In 1919, President Woodrow Wilson (D) suffered a debilitating stroke. For weeks he was confined to his bed and isolated, and for more than a year he continued in office at limited capacity. Edith Wilson, the first lady, managed the office of the president and served as a kind of unofficial acting president. President Dwight D. Eisenhower (R) had significant health problems and several periods of inability during his time in office. President John F. Kennedy (D) was assassinated in 1963, and for a brief period before his death it seemed possible that we would have a president who was alive on life support, but unconscious and unlikely to ever recover.
In none of these cases was the constitution’s “inability” clause invoked, since it was never clear who could invoke it or whether Congress or the people would view its invocation as legitimate.
These were the main events that motivated the drafting of the Twenty-Fifth Amendment. The first and second sections codify the Tyler precedent and allow the new president to appoint a vice president. The third section provides a method for a president to declare his own inability. The fourth section provides a method for the vice president and a majority of the cabinet secretaries to declare a president unable.
Understanding the Word “Unable”
The text of the U.S. Constitution should be interpreted according to what it actually says, not according to what we would like it to say.
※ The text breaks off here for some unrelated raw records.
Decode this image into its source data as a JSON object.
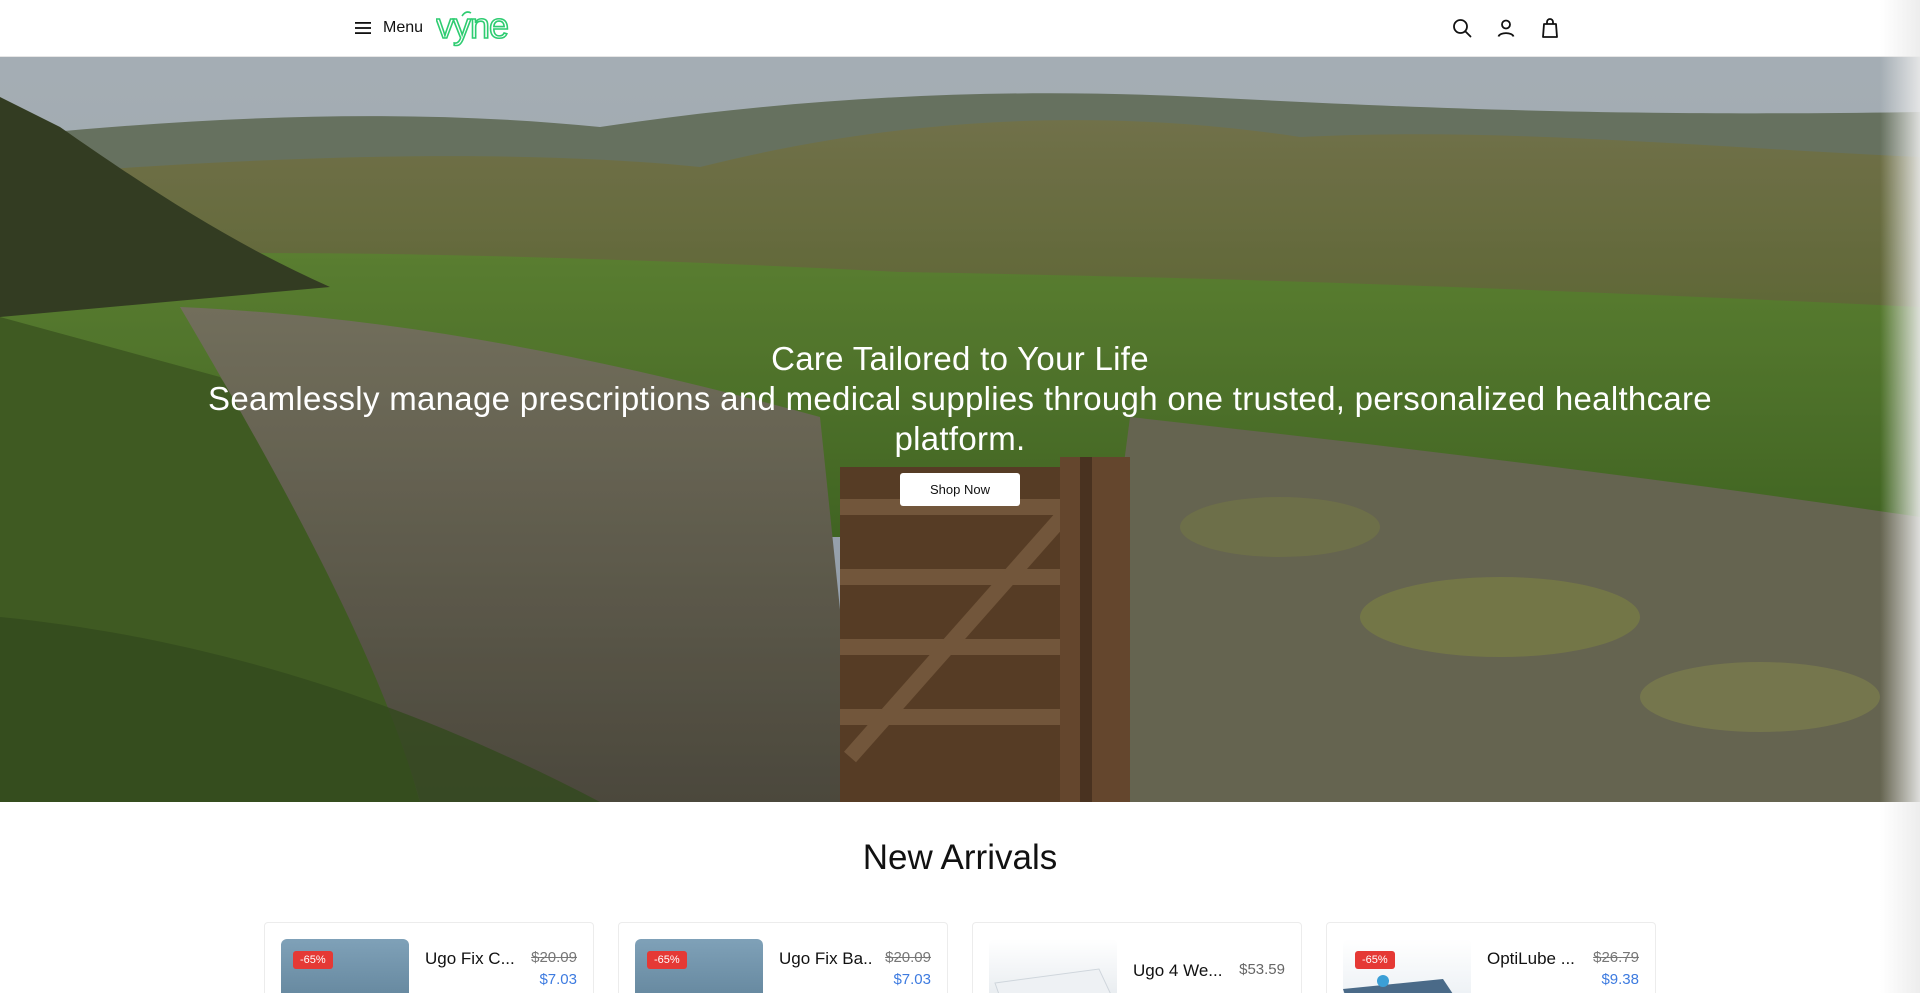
{
  "header": {
    "menu_label": "Menu",
    "logo_text": "vyne",
    "brand_color": "#2ecc71",
    "icons": [
      "search-icon",
      "account-icon",
      "bag-icon"
    ]
  },
  "hero": {
    "title": "Care Tailored to Your Life",
    "subtitle": "Seamlessly manage prescriptions and medical supplies through one trusted, personalized healthcare platform.",
    "cta_label": "Shop Now"
  },
  "new_arrivals": {
    "title": "New Arrivals",
    "products": [
      {
        "name": "Ugo Fix C...",
        "badge": "-65%",
        "price_old": "$20.09",
        "price_new": "$7.03"
      },
      {
        "name": "Ugo Fix Ba...",
        "badge": "-65%",
        "price_old": "$20.09",
        "price_new": "$7.03"
      },
      {
        "name": "Ugo 4 We...",
        "badge": "",
        "price": "$53.59"
      },
      {
        "name": "OptiLube ...",
        "badge": "-65%",
        "price_old": "$26.79",
        "price_new": "$9.38"
      }
    ]
  }
}
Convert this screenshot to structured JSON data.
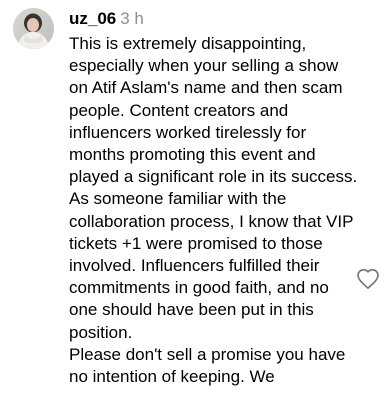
{
  "comment": {
    "username": "uz_06",
    "timestamp": "3 h",
    "avatar_icon": "user-avatar",
    "paragraphs": [
      "This is extremely disappointing, especially when your selling a show on Atif Aslam's name and then scam people. Content creators and influencers worked tirelessly for months promoting this event and played a significant role in its success.",
      "As someone familiar with the collaboration process, I know that VIP tickets +1 were promised to those involved. Influencers fulfilled their commitments in good faith, and no one should have been put in this position.",
      "Please don't sell a promise you have no intention of keeping. We"
    ],
    "like_icon": "heart-outline-icon"
  }
}
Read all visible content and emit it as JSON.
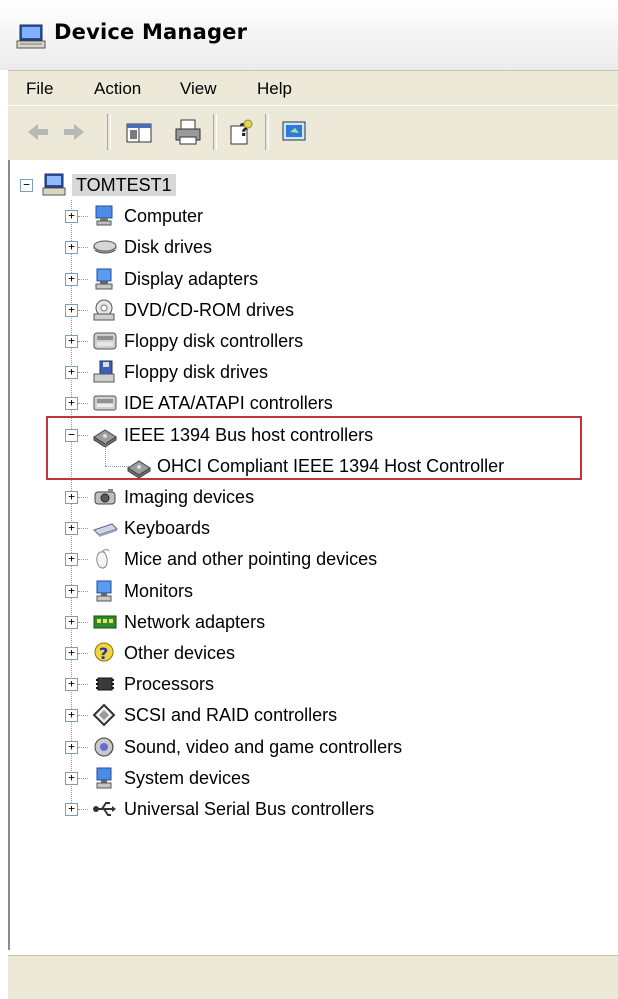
{
  "window": {
    "title": "Device Manager",
    "icon": "computer-icon"
  },
  "menu": [
    "File",
    "Action",
    "View",
    "Help"
  ],
  "toolbar": {
    "buttons": [
      "back-arrow-icon",
      "forward-arrow-icon",
      "show-hide-console-tree-icon",
      "print-icon",
      "help-icon",
      "properties-icon"
    ]
  },
  "tree": {
    "root": {
      "label": "TOMTEST1",
      "icon": "computer-icon",
      "expanded": true
    },
    "categories": [
      {
        "label": "Computer",
        "icon": "computer-category-icon",
        "expanded": false
      },
      {
        "label": "Disk drives",
        "icon": "disk-drive-icon",
        "expanded": false
      },
      {
        "label": "Display adapters",
        "icon": "display-adapter-icon",
        "expanded": false
      },
      {
        "label": "DVD/CD-ROM drives",
        "icon": "cdrom-icon",
        "expanded": false
      },
      {
        "label": "Floppy disk controllers",
        "icon": "floppy-controller-icon",
        "expanded": false
      },
      {
        "label": "Floppy disk drives",
        "icon": "floppy-drive-icon",
        "expanded": false
      },
      {
        "label": "IDE ATA/ATAPI controllers",
        "icon": "ide-controller-icon",
        "expanded": false
      },
      {
        "label": "IEEE 1394 Bus host controllers",
        "icon": "ieee1394-icon",
        "expanded": true,
        "children": [
          {
            "label": "OHCI Compliant IEEE 1394 Host Controller",
            "icon": "ieee1394-icon"
          }
        ]
      },
      {
        "label": "Imaging devices",
        "icon": "camera-icon",
        "expanded": false
      },
      {
        "label": "Keyboards",
        "icon": "keyboard-icon",
        "expanded": false
      },
      {
        "label": "Mice and other pointing devices",
        "icon": "mouse-icon",
        "expanded": false
      },
      {
        "label": "Monitors",
        "icon": "monitor-icon",
        "expanded": false
      },
      {
        "label": "Network adapters",
        "icon": "network-adapter-icon",
        "expanded": false
      },
      {
        "label": "Other devices",
        "icon": "unknown-device-icon",
        "expanded": false
      },
      {
        "label": "Processors",
        "icon": "processor-icon",
        "expanded": false
      },
      {
        "label": "SCSI and RAID controllers",
        "icon": "scsi-icon",
        "expanded": false
      },
      {
        "label": "Sound, video and game controllers",
        "icon": "sound-icon",
        "expanded": false
      },
      {
        "label": "System devices",
        "icon": "system-device-icon",
        "expanded": false
      },
      {
        "label": "Universal Serial Bus controllers",
        "icon": "usb-icon",
        "expanded": false
      }
    ]
  },
  "highlight": {
    "color": "#c0353a"
  },
  "statusbar": {
    "text": ""
  }
}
When the text is not clear, we can look to secondary sources and historical context to help us understand what was written and why, but that is the extent of it.
Section 4 of the Twenty-Fifth Amendment allows the vice president and a majority of the cabinet secretaries to declare that “the President is unable to discharge the powers and duties of his office . . . ,” after which the vice president becomes the acting president. A plain-text reading of this clause tells us that it is meant to be invoked when a president can’t perform his duties, not when he doesn’t perform them or when he performs them poorly.
The historical context and the reasons for its drafting and adoption reinforce this view. Congress was looking at situations where a president was incapacitated due to serious injury or illness. It could also apply in extreme and unusual circumstances like an abduction or a serious mental breakdown. The clause dealing with a situation where a president claims to be able was included to handle situations like Wilson’s stroke, where he was seriously debilitated but well enough that he might still have disputed it.
This mechanism should only be invoked when a president is suffering some impairment that makes him truly unable to perform his duties. It is not an appropriate remedy for dealing with a president who does something dumb, offensive, or counterproductive, or just fails to take some action we think he should.
Possible Use Against Trump
In the aftermath of the riots of January 6, 2021, and the storming of the U.S. Capitol, some political observers have advocated the use of Section 4 of the Twenty-Fifth Amendment to transfer the powers and duties of the presidency from President Donald Trump (R) to Vice President Mike Pence (R).
There is no publicly available evidence supporting the assertion that Trump is unable to perform his duties, which is the only situation in which a Section 4 transfer of power is appropriate. To use this power against Trump because of his failure to act properly in response to the siege of the Capitol would be unconstitutional.
One could argue that Trump is suffering from some kind of serious mental illness or breakdown, but that is just speculation. If this were the case, it would need to be carefully documented with clinical diagnoses, proven beyond reasonable doubt, and the details of the determination would need to be made public. “This guy seems a bit nuts” is not sufficient reason to justify deposing a president, even temporarily.
In conclusion, unless evidence can be produced demonstrating that Trump is unable to perform his duties due to serious physical or mental impairment, Vice President Pence should not invoke the Twenty-Fifth Amendment.